Overwintering the Garden Pond


It seems that there are always questions in the fall about winterizing plastic ponds. To begin with, clean out all the gunk (composed of fish and plant waste) at the bottom of the pond. Specialist garden catalogues have a little gizmo that attaches to a hose and when the hose is run, the gizmo acts like a vacuum cleaner, sucking debris from the bottom of the pond. Or you can put your pump on the pond bottom and point the discharge into the garden. If you don’t remove the plant debris, it will continue to decompose. Decomposition uses oxygen as one of its primary fuels and this means that oxygen will be taken from the water to fuel plant decomposition. If there is an ice-layer over the pond, and there will be shortly, the water will not be able to replace that oxygen and the pond will go into an anaerobic (without oxygen) state under the ice.

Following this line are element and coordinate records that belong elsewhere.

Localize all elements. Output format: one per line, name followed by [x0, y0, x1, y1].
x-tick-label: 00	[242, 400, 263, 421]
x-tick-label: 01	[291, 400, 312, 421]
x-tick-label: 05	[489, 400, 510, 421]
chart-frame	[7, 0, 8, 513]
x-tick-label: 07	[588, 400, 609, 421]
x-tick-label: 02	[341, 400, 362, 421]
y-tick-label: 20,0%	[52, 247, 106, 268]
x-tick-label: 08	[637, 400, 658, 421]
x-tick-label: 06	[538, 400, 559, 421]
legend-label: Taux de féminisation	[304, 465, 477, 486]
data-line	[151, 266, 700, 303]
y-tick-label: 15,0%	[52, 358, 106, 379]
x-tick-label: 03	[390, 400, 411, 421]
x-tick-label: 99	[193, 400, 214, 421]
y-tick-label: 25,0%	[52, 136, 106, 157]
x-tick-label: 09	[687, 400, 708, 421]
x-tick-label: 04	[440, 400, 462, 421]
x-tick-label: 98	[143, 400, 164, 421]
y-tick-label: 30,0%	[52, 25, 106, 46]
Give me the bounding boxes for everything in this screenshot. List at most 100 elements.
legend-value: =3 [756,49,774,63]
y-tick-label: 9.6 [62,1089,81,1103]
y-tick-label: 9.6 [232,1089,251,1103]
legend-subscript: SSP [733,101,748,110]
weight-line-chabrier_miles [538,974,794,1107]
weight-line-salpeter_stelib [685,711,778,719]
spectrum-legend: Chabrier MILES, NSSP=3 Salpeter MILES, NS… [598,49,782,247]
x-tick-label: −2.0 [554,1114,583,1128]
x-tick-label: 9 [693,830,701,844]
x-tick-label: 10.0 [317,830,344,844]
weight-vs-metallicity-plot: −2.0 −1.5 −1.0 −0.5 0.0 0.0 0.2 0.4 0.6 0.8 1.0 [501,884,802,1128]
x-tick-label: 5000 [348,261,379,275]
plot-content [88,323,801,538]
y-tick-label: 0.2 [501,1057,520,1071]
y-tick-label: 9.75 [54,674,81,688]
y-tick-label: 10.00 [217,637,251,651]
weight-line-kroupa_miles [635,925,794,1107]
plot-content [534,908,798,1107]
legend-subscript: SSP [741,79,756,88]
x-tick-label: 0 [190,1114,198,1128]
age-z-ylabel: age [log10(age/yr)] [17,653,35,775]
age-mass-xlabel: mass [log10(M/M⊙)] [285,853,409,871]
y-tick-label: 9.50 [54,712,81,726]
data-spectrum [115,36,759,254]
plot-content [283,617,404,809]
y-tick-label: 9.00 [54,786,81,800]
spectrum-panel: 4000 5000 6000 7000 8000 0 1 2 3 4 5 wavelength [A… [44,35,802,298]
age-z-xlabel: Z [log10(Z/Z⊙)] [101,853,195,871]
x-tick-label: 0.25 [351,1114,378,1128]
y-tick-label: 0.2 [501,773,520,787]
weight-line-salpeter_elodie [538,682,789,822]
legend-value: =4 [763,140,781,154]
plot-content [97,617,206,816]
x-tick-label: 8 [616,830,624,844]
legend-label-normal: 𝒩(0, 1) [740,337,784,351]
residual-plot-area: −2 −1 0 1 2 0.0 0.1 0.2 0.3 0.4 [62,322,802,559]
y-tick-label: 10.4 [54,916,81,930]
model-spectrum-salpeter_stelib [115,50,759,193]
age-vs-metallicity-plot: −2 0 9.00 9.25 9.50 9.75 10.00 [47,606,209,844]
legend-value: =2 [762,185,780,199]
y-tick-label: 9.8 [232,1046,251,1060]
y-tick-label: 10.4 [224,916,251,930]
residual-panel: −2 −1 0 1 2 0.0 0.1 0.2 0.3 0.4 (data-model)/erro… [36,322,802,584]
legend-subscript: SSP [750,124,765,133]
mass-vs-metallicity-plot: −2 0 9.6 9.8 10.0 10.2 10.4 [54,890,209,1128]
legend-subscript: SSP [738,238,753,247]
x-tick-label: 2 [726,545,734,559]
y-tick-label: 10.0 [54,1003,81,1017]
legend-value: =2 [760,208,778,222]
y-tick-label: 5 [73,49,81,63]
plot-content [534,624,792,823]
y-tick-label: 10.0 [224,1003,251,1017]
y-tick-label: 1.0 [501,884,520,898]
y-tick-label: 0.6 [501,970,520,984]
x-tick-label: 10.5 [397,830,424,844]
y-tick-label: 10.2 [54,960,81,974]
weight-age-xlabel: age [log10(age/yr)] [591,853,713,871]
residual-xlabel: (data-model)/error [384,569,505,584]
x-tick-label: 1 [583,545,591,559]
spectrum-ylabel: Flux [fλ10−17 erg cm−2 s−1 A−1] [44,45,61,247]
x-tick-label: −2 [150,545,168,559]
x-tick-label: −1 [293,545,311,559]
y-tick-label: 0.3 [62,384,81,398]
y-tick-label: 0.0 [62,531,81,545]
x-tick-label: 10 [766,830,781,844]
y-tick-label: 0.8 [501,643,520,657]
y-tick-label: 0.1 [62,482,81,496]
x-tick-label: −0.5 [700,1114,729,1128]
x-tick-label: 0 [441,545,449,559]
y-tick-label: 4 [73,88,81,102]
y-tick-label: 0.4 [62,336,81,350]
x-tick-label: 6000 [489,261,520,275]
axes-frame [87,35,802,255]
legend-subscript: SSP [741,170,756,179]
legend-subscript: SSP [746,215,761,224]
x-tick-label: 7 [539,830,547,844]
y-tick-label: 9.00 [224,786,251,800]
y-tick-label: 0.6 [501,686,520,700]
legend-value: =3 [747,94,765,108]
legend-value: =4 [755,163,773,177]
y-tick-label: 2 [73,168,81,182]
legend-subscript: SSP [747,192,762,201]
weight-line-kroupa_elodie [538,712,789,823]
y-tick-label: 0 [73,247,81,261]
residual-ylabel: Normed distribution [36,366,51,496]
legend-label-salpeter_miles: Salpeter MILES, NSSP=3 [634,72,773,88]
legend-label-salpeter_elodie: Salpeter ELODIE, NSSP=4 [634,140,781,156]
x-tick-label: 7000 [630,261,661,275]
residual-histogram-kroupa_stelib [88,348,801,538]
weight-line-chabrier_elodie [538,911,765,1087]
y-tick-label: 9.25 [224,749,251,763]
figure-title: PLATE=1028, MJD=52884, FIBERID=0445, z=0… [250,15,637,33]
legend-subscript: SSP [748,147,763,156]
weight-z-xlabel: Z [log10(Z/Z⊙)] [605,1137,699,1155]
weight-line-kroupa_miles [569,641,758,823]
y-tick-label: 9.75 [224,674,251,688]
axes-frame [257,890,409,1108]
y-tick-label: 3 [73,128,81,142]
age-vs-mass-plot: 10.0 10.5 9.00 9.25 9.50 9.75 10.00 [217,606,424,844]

Now, you’ve never quite smelled something until you’ve taken a whiff of a pond that’s in that state. It is basically your very own backyard sewage system. Aside from getting rid of the smell, the reason you remove the bottom layers of material is so any fish you’re leaving in the pond will have enough oxygen to survive the winter. And survive they will as long as you stop feeding them when the water temperature is less than 50F. At that temperature, it is really too cold for them to feed and any food will simply rot. The fish will survive as long as the water doesn’t freeze solidly to the bottom of the pond. If the pond is three to four feet deep, it will not freeze and your fish will be fine. Shallower ponds will either have to have a bubbler, a pump left running to keep an open area open or the fish removed to an aquarium for the winter. But start with removing the gunk.